10 3 fail fail \d+ matches "3". The group succeeds the first try (which is sufficient), the second try fails, since all digits have been matched already. The "x" fails, since it is not the end of the string ($). It backtracks into the group and subsequently one step into \d+ where there is only one character to give up. The engine returns to the beginning of the regex again and starts with the last character in the string.
11 fail The group fails to match, but it passes, since zero matches is sufficient with *. Then it tries to match "z" with "end of string" $, which fails. The engine returns to the beginning of the regex again and starts at the end of the string.
12 The group fails to match, but it passes, since zero matches is sufficient with *. Then it tries to match the end of the string with "end of string" $, which succeeds. The engine returns a match; the end of the string.
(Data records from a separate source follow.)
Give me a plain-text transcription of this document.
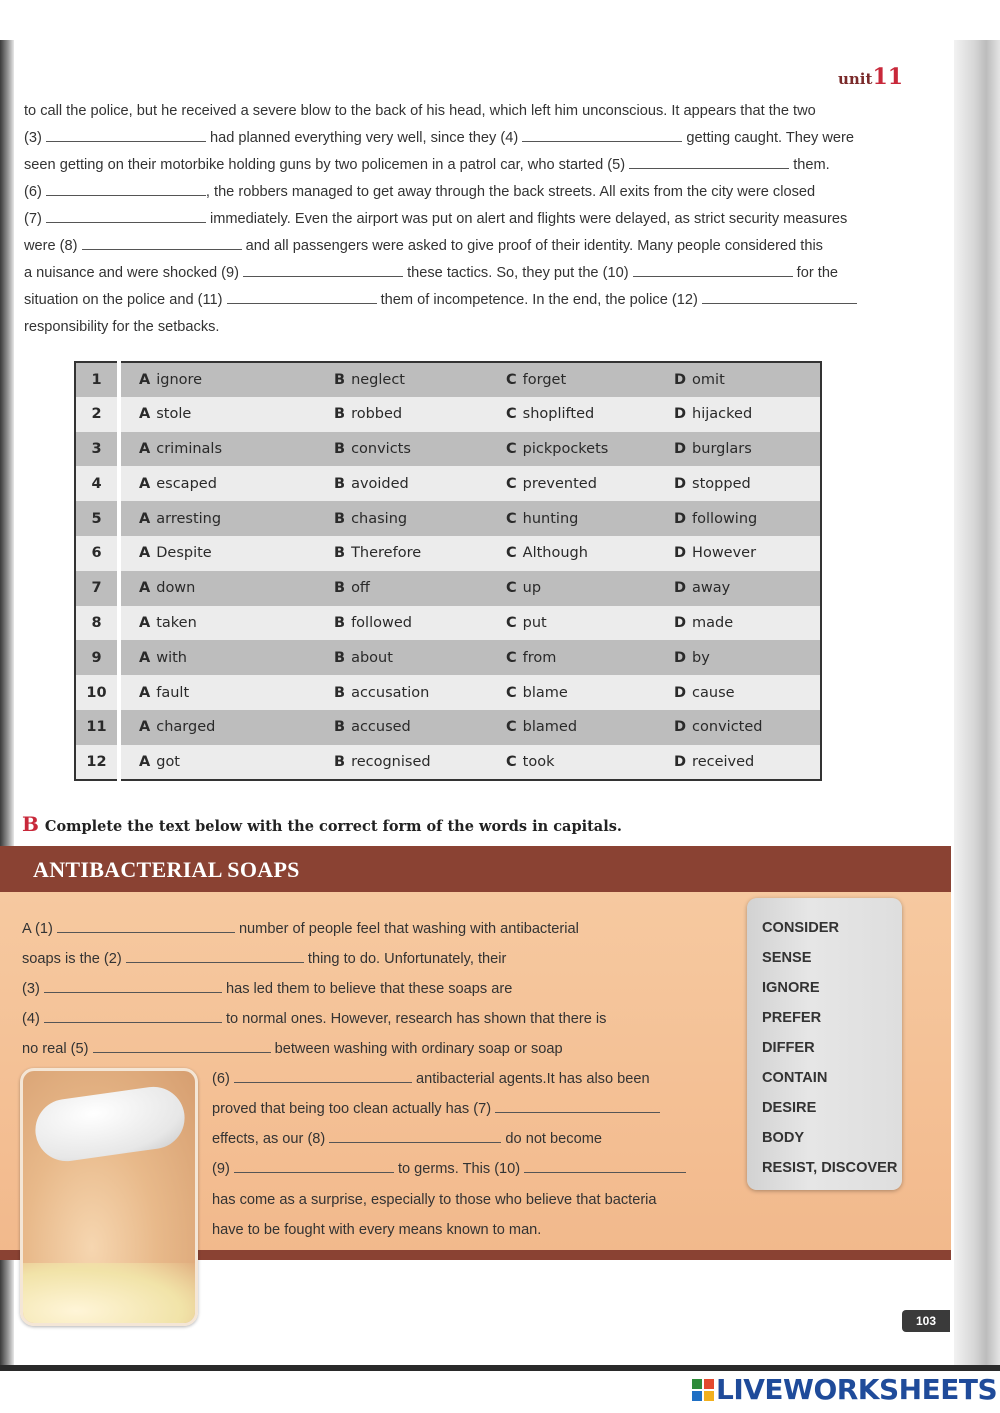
unit11
to call the police, but he received a severe blow to the back of his head, which left him unconscious. It appears that the two
(3)	had planned everything very well, since they (4)	getting caught. They were
seen getting on their motorbike holding guns by two policemen in a patrol car, who started (5)	them.
(6)	, the robbers managed to get away through the back streets. All exits from the city were closed
(7)	immediately. Even the airport was put on alert and flights were delayed, as strict security measures
were (8)	and all passengers were asked to give proof of their identity. Many people considered this
a nuisance and were shocked (9)	these tactics. So, they put the (10)	for the
situation on the police and (11)	them of incompetence. In the end, the police (12)
responsibility for the setbacks.
1	A ignore	B neglect	C forget	D omit
2	A stole	B robbed	C shoplifted	D hijacked
3	A criminals	B convicts	C pickpockets	D burglars
4	A escaped	B avoided	C prevented	D stopped
5	A arresting	B chasing	C hunting	D following
6	A Despite	B Therefore	C Although	D However
7	A down	B off	C up	D away
8	A taken	B followed	C put	D made
9	A with	B about	C from	D by
10	A fault	B accusation	C blame	D cause
11	A charged	B accused	C blamed	D convicted
12	A got	B recognised	C took	D received
B Complete the text below with the correct form of the words in capitals.
ANTIBACTERIAL SOAPS
A (1)	number of people feel that washing with antibacterial
soaps is the (2)	thing to do. Unfortunately, their
(3)	has led them to believe that these soaps are
(4)	to normal ones. However, research has shown that there is
no real (5)	between washing with ordinary soap or soap
(6)	antibacterial agents.It has also been
proved that being too clean actually has (7)
effects, as our (8)	do not become
(9)	to germs. This (10)
has come as a surprise, especially to those who believe that bacteria
have to be fought with every means known to man.
CONSIDER
SENSE
IGNORE
PREFER
DIFFER
CONTAIN
DESIRE
BODY
RESIST, DISCOVER
103
LIVEWORKSHEETS
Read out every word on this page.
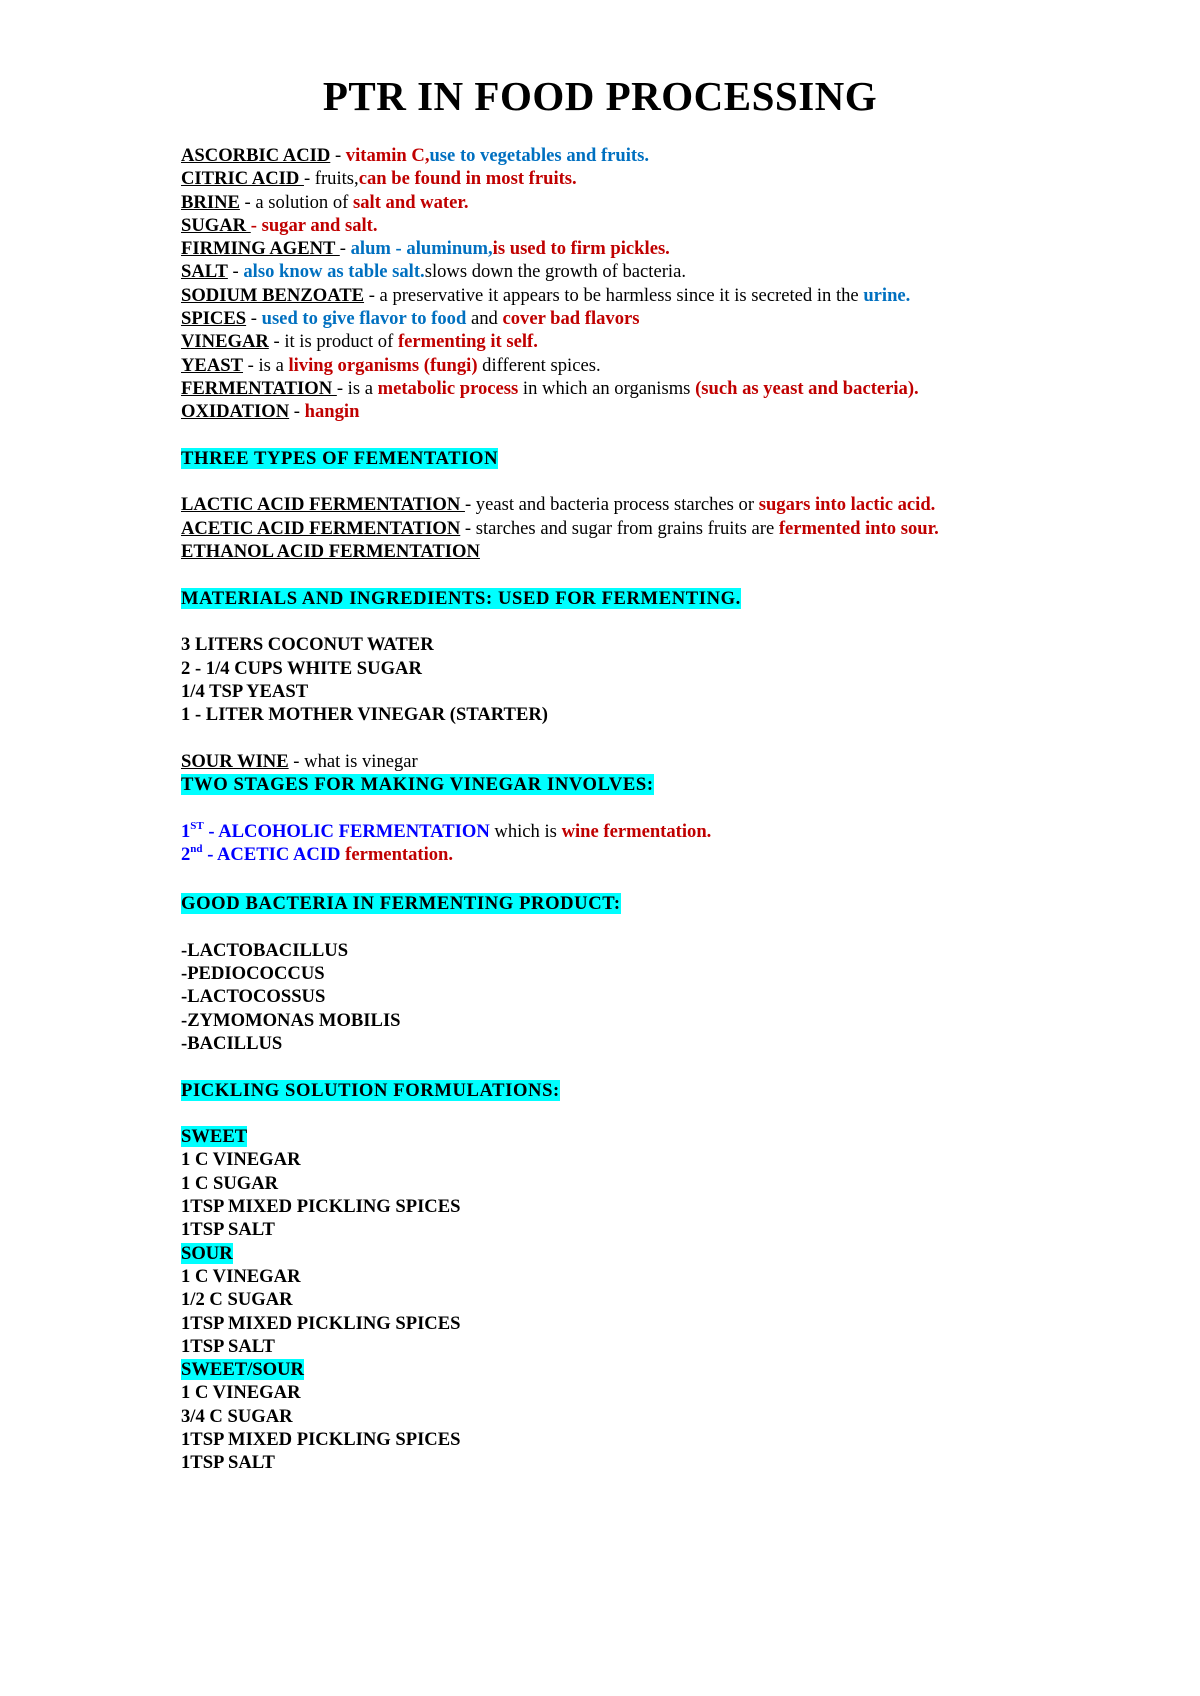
PTR IN FOOD PROCESSING
ASCORBIC ACID - vitamin C,use to vegetables and fruits.
CITRIC ACID - fruits,can be found in most fruits.
BRINE - a solution of salt and water.
SUGAR - sugar and salt.
FIRMING AGENT - alum - aluminum,is used to firm pickles.
SALT - also know as table salt.slows down the growth of bacteria.
SODIUM BENZOATE - a preservative it appears to be harmless since it is secreted in the urine.
SPICES - used to give flavor to food and cover bad flavors
VINEGAR - it is product of fermenting it self.
YEAST - is a living organisms (fungi) different spices.
FERMENTATION - is a metabolic process in which an organisms (such as yeast and bacteria).
OXIDATION - hangin
THREE TYPES OF FEMENTATION
LACTIC ACID FERMENTATION - yeast and bacteria process starches or sugars into lactic acid.
ACETIC ACID FERMENTATION - starches and sugar from grains fruits are fermented into sour.
ETHANOL ACID FERMENTATION
MATERIALS AND INGREDIENTS: USED FOR FERMENTING.
3 LITERS COCONUT WATER
2 - 1/4 CUPS WHITE SUGAR
1/4 TSP YEAST
1 - LITER MOTHER VINEGAR (STARTER)
SOUR WINE - what is vinegar
TWO STAGES FOR MAKING VINEGAR INVOLVES:
1ST - ALCOHOLIC FERMENTATION which is wine fermentation.
2nd - ACETIC ACID fermentation.
GOOD BACTERIA IN FERMENTING PRODUCT:
-LACTOBACILLUS
-PEDIOCOCCUS
-LACTOCOSSUS
-ZYMOMONAS MOBILIS
-BACILLUS
PICKLING SOLUTION FORMULATIONS:
SWEET
1 C VINEGAR
1 C SUGAR
1TSP MIXED PICKLING SPICES
1TSP SALT
SOUR
1 C VINEGAR
1/2 C SUGAR
1TSP MIXED PICKLING SPICES
1TSP SALT
SWEET/SOUR
1 C VINEGAR
3/4 C SUGAR
1TSP MIXED PICKLING SPICES
1TSP SALT
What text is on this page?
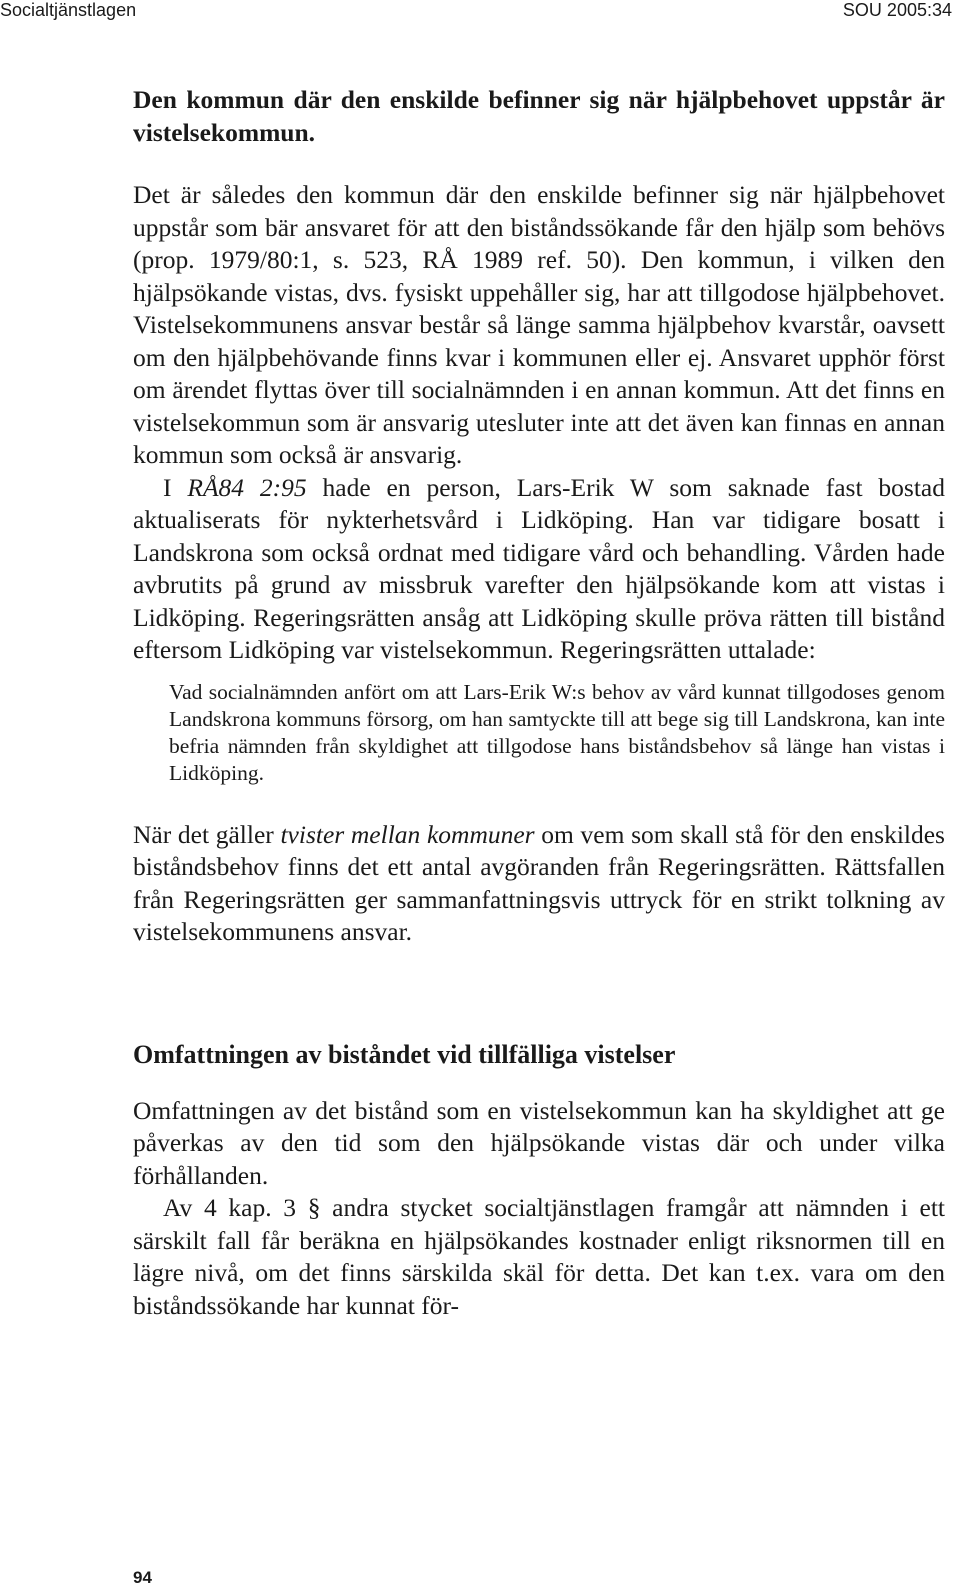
Socialtjänstlagen	SOU 2005:34

Den kommun där den enskilde befinner sig när hjälpbehovet uppstår är vistelsekommun.

Det är således den kommun där den enskilde befinner sig när hjälpbehovet uppstår som bär ansvaret för att den biståndssökande får den hjälp som behövs (prop. 1979/80:1, s. 523, RÅ 1989 ref. 50). Den kommun, i vilken den hjälpsökande vistas, dvs. fysiskt uppehåller sig, har att tillgodose hjälpbehovet. Vistelsekommunens ansvar består så länge samma hjälpbehov kvarstår, oavsett om den hjälpbehövande finns kvar i kommunen eller ej. Ansvaret upphör först om ärendet flyttas över till socialnämnden i en annan kommun. Att det finns en vistelsekommun som är ansvarig utesluter inte att det även kan finnas en annan kommun som också är ansvarig.

I RÅ84 2:95 hade en person, Lars-Erik W som saknade fast bostad aktualiserats för nykterhetsvård i Lidköping. Han var tidigare bosatt i Landskrona som också ordnat med tidigare vård och behandling. Vården hade avbrutits på grund av missbruk varefter den hjälpsökande kom att vistas i Lidköping. Regeringsrätten ansåg att Lidköping skulle pröva rätten till bistånd eftersom Lidköping var vistelsekommun. Regeringsrätten uttalade:

Vad socialnämnden anfört om att Lars-Erik W:s behov av vård kunnat tillgodoses genom Landskrona kommuns försorg, om han samtyckte till att bege sig till Landskrona, kan inte befria nämnden från skyldighet att tillgodose hans biståndsbehov så länge han vistas i Lidköping.

När det gäller tvister mellan kommuner om vem som skall stå för den enskildes biståndsbehov finns det ett antal avgöranden från Regeringsrätten. Rättsfallen från Regeringsrätten ger sammanfattningsvis uttryck för en strikt tolkning av vistelsekommunens ansvar.

Omfattningen av biståndet vid tillfälliga vistelser

Omfattningen av det bistånd som en vistelsekommun kan ha skyldighet att ge påverkas av den tid som den hjälpsökande vistas där och under vilka förhållanden.

Av 4 kap. 3 § andra stycket socialtjänstlagen framgår att nämnden i ett särskilt fall får beräkna en hjälpsökandes kostnader enligt riksnormen till en lägre nivå, om det finns särskilda skäl för detta. Det kan t.ex. vara om den biståndssökande har kunnat för-

94
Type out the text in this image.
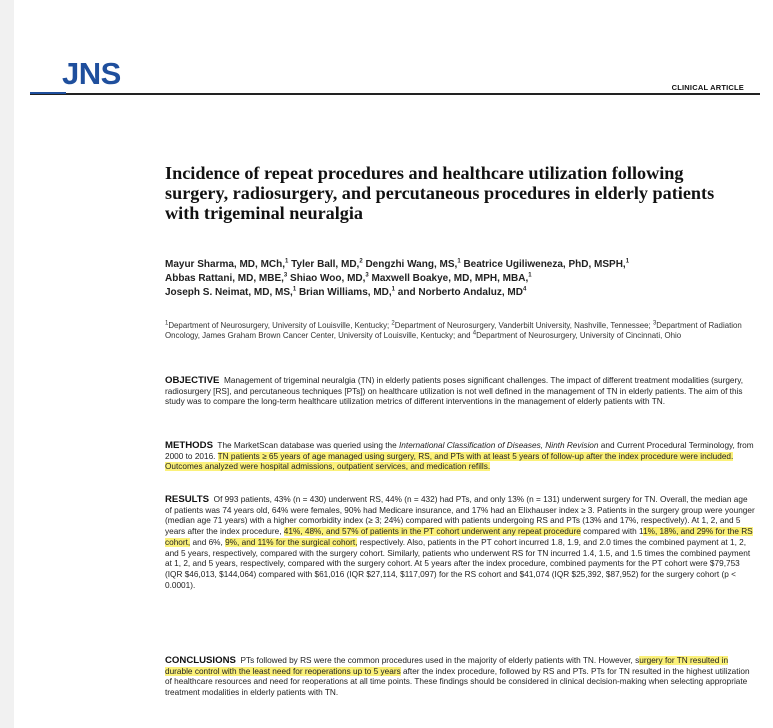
JNS	CLINICAL ARTICLE
Incidence of repeat procedures and healthcare utilization following surgery, radiosurgery, and percutaneous procedures in elderly patients with trigeminal neuralgia

Mayur Sharma, MD, MCh,$^1$ Tyler Ball, MD,$^2$ Dengzhi Wang, MS,$^1$ Beatrice Ugiliweneza, PhD, MSPH,$^1$
Abbas Rattani, MD, MBE,$^3$ Shiao Woo, MD,$^3$ Maxwell Boakye, MD, MPH, MBA,$^1$
Joseph S. Neimat, MD, MS,$^1$ Brian Williams, MD,$^1$ and Norberto Andaluz, $MD^4$

$^1$Department of Neurosurgery, University of Louisville, Kentucky; $^2$Department of Neurosurgery, Vanderbilt University, Nashville, Tennessee; $^3$Department of Radiation Oncology, James Graham Brown Cancer Center, University of Louisville, Kentucky; and $^4$Department of Neurosurgery, University of Cincinnati, Ohio

OBJECTIVE Management of trigeminal neuralgia (TN) in elderly patients poses significant challenges. The impact of different treatment modalities (surgery, radiosurgery [RS], and percutaneous techniques [PTs]) on healthcare utilization is not well defined in the management of TN in elderly patients. The aim of this study was to compare the long-term healthcare utilization metrics of different interventions in the management of elderly patients with TN.

METHODS The MarketScan database was queried using the International Classification of Diseases, Ninth Revision and Current Procedural Terminology, from 2000 to 2016. TN patients ≥ 65 years of age managed using surgery, RS, and PTs with at least 5 years of follow-up after the index procedure were included. Outcomes analyzed were hospital admissions, outpatient services, and medication refills.

RESULTS Of 993 patients, 43% (n = 430) underwent RS, 44% (n = 432) had PTs, and only 13% (n = 131) underwent surgery for TN. Overall, the median age of patients was 74 years old, 64% were females, 90% had Medicare insurance, and 17% had an Elixhauser index ≥ 3. Patients in the surgery group were younger (median age 71 years) with a higher comorbidity index (≥ 3; 24%) compared with patients undergoing RS and PTs (13% and 17%, respectively). At 1, 2, and 5 years after the index procedure, 41%, 48%, and 57% of patients in the PT cohort underwent any repeat procedure compared with 11%, 18%, and 29% for the RS cohort, and 6%, 9%, and 11% for the surgical cohort, respectively. Also, patients in the PT cohort incurred 1.8, 1.9, and 2.0 times the combined payment at 1, 2, and 5 years, respectively, compared with the surgery cohort. Similarly, patients who underwent RS for TN incurred 1.4, 1.5, and 1.5 times the combined payment at 1, 2, and 5 years, respectively, compared with the surgery cohort. At 5 years after the index procedure, combined payments for the PT cohort were $79,753 (IQR $46,013, $144,064) compared with $61,016 (IQR $27,114, $117,097) for the RS cohort and $41,074 (IQR $25,392, $87,952) for the surgery cohort (p < 0.0001).

CONCLUSIONS PTs followed by RS were the common procedures used in the majority of elderly patients with TN. However, surgery for TN resulted in durable control with the least need for reoperations up to 5 years after the index procedure, followed by RS and PTs. PTs for TN resulted in the highest utilization of healthcare resources and need for reoperations at all time points. These findings should be considered in clinical decision-making when selecting appropriate treatment modalities in elderly patients with TN.
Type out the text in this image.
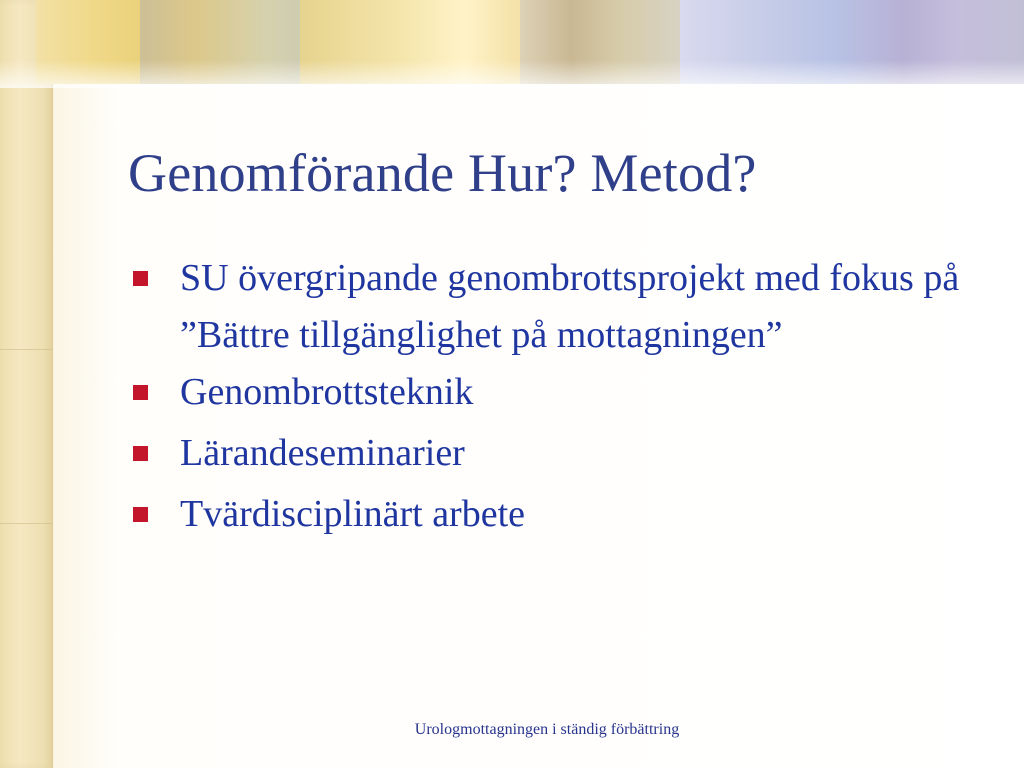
Genomförande Hur? Metod?
SU övergripande genombrottsprojekt med fokus på ”Bättre tillgänglighet på mottagningen”
Genombrottsteknik
Lärandeseminarier
Tvärdisciplinärt arbete
Urologmottagningen i ständig förbättring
Some engines will report the match as an empty string, some as a null.

const regex = /(\d+)*$/;
const string = "1234x";

console.log(regex.exec(string));  // logs: [ "" ] // empty string
step (\d+) (\d+) (\d+) (\d+) ... $ Explanation
1 1234 fail fail
2 123 4 fail fail
3 12 34 fail fail
4 12 3 4 fail fail
5 1 234 fail fail
6 1 23 4 fail fail
7 1 2 34 fail fail
8 1 2 3 4 fail
9 1 2 3 fail
10 1 2 fail
11 1 fail
12 fail
13 234 fail fail
14 23 4 fail fail
15 2 34 fail fail
16 2 3 4 fail
17 34 fail fail
18 3 4 fail fail
19 4 fail fail
20 fail
21

Note that when the regex would have been (\d+)+$, the match would have failed.